Barack Obama’s initial answers to Jim Lehrer’s lead questions were strong. He typically contextualized individual issues into a broader framework. Overall, I think this made him seem knowledgeable, which is how he needed to come across, given that the subject of the debate was foreign policy. However, it also made him seem a bit professorial,” Mr. Cost said.

“Watching the debate sometimes reminded me of a college class, as if I should lean over to my wife to ask, ‘What was number two in his four-point plan on Afghanistan? I missed it.’ It would be best for Obama to seem knowledgeable without seeming professorial — but above all he needs to seem knowledgeable.

“McCain’s initial answers to questions tended to be as strong, though not he did do very well in his response to the opening question about the financial situation. Where McCain had a persistent edge was in controlling the agenda of the debate.

“Oftentimes, there’s something to be said for not engaging the other side in a discussion. On many issues, one candidate is going to be a loser and one a winner. It’s a matter of issue ownership. For instance, on Iraq, if the public decides that the crucial test is the surge, then Obama loses the issue. If it decides that the test is the initial decision to invade, McCain loses. So, rather than try to change voters’ minds, each candidate should try to change the topic to more favorable ground. This is one reason partisan talking heads always seem to speak past one another.

“Obama did not do this as well as he could have. He often tried to engage McCain on the latter’s best subjects, which meant he ran into some trouble.”

Lowering expectations

“The upcoming downside for the Obama-Biden campaign is that its supporters became so flustered over Palin’s surprisingly explosive popularity coming out of the GOP convention. They have so successfully mocked, derided and lowered expectations for Palin in Thursday night’s VP debate that if she doesn’t drool or speak in tongues, many millions still open to persuasion will be impressed,” Andrew Malcolm writes in a blog at latimes.com.

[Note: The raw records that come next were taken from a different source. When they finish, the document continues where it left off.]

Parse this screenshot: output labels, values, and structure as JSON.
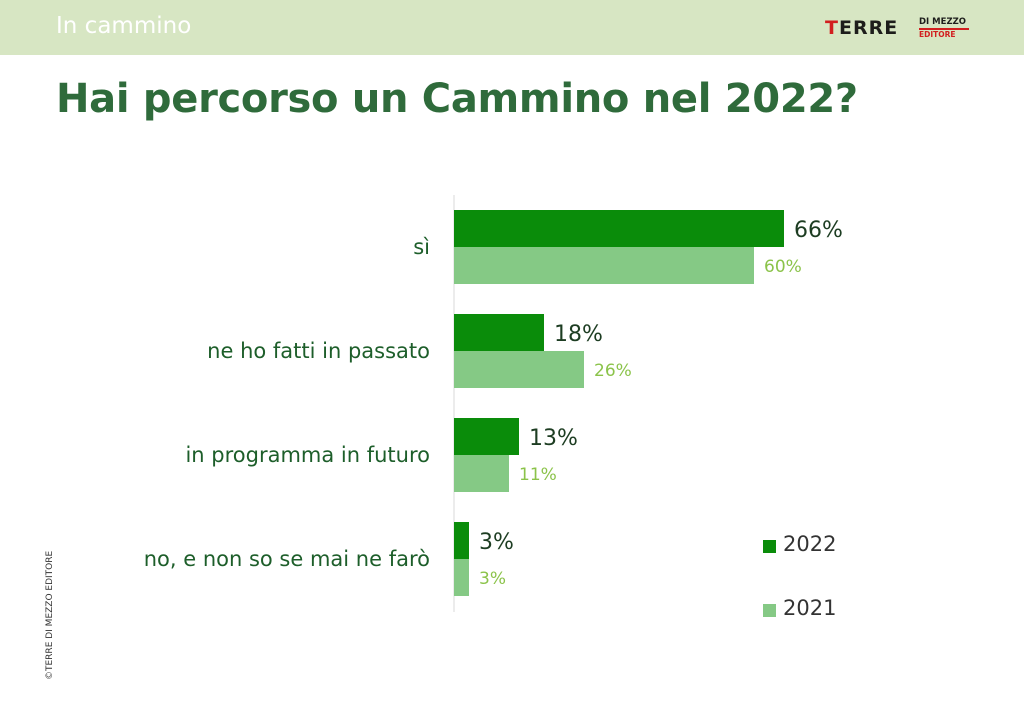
{
  "header": {
    "section": "In cammino",
    "logo": {
      "main": "TERRE",
      "sub1": "DI MEZZO",
      "sub2": "EDITORE"
    }
  },
  "title": "Hai percorso un Cammino nel 2022?",
  "copyright": "©TERRE DI MEZZO EDITORE",
  "colors": {
    "s2022": "#0a8c0a",
    "s2021": "#85c985",
    "title": "#2f6b3b",
    "topbar": "#d7e6c3"
  },
  "chart_data": {
    "type": "bar",
    "orientation": "horizontal",
    "categories": [
      "sì",
      "ne ho fatti in passato",
      "in programma in futuro",
      "no, e non so se mai ne farò"
    ],
    "series": [
      {
        "name": "2022",
        "values": [
          66,
          18,
          13,
          3
        ],
        "labels": [
          "66%",
          "18%",
          "13%",
          "3%"
        ]
      },
      {
        "name": "2021",
        "values": [
          60,
          26,
          11,
          3
        ],
        "labels": [
          "60%",
          "26%",
          "11%",
          "3%"
        ]
      }
    ],
    "title": "Hai percorso un Cammino nel 2022?",
    "xlabel": "",
    "ylabel": "",
    "unit": "%",
    "grid": false,
    "legend": "bottom-right"
  },
  "legend": {
    "items": [
      "2022",
      "2021"
    ]
  }
}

Al Gore’s campaign made the exact same mistake going into the 2000 debates. So all Texas Gov. George W. Bush had to do was not lose,” Mr. Malcolm said.

“In that sense, Democrats may have played right into a PR cul-de-sac. Biden, for instance, described Palin as merely better-looking than him. A far better communications strategy would have been to insincerely portray Palin with superlatives as a superwoman, making it harder, not easier, for her to impress. Too late now.”